What the letter plainly shows is the contempt the State Department and Obama administration has for addressing the lawlessness of the Bush administration. With Cheney’s book tour to defend torture underway, the letter takes on even more significance. He is someone, who is culpable for war crimes and crimes against humanity. Yet, it is next to impossible to mount a prosecution when the Obama administration has decriminalized the Bush administration torture regime by arguing steps have been taken to leave behind that unsavory past.
How many other cases where individuals were finally granted due process but had been tortured and abused has the State Department or Obama administration used to argue it is rekindling its dedication and commitment to human rights and the law? For how many cases has the Obama administration sought conviction so it didn’t have to give credence to further allegations of torture and abuse?
Cheney is not the only culpable individual, who has been allowed to go on tour.
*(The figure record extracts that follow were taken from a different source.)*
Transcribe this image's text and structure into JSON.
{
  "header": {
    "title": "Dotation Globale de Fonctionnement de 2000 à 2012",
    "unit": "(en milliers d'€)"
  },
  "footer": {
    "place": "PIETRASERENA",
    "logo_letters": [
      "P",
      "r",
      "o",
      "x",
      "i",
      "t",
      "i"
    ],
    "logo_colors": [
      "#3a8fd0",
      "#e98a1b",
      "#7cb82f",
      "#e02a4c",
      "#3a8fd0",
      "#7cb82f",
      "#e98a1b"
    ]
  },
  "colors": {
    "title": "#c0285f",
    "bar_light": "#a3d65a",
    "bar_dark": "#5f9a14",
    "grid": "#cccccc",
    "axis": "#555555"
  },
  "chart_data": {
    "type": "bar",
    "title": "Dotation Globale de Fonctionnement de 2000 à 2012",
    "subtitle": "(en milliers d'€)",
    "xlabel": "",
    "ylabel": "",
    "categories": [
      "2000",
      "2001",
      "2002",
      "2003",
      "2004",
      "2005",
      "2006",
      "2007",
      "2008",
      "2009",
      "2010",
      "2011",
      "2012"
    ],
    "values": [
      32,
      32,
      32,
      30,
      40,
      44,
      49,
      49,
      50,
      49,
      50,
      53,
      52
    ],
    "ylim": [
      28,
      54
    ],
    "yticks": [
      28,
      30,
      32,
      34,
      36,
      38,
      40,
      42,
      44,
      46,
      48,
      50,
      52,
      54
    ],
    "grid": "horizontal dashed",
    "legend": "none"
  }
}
Former president George W. Bush had his Decision Points tour. Former Defense Secretary Donald Rumsfeld (who actually faces a civil lawsuit right now for his role in authorizing torture of a whistleblower) had his Known and Unknown tour. And, Bush torture memo author John Yoo had his Crisis & Command tour.
US State Embassy cables, the Iraq and Afghanistan war logs, the Guantanamo Files and other document releases published by WikiLeaks provide the true history of the Bush administration. But this is a history the power elite in America cannot accept, for it would force them to question military actions and the regime of national security procedures taken and implemented since the September 11th attacks. So, the Obama administration maintains that history should continue to be treated as “classified” and they allow suspected war criminals to normalize what they did when they were in power.
The absence of condemnation and criticism from the Washington establishment as they defend torture on television just shows how Bush, Rumsfeld, Yoo and Cheney are on the cutting edge of a disturbing development in American society that has bipartisan political support. And, though there may be people who work in Washington, who are opposed to torture and support full investigations, those individuals are mute because they have been made powerless.
Ten years after 9/11, the United States is a country that accepts torture and lawlessness as necessary for security. At any moment, if the government found it necessary, it could turn the tools, which the government claims the so-called war on terrorism justify, against US citizens. The government has all the legal justification and programs it needs to do so in place.
Platitudes on support for human rights are increasingly vacuous. It is hard to believe that any UN special rapporteur tasked with putting together a study would not be skeptical of any argument the State Department or Obama administration made on detentions or torture.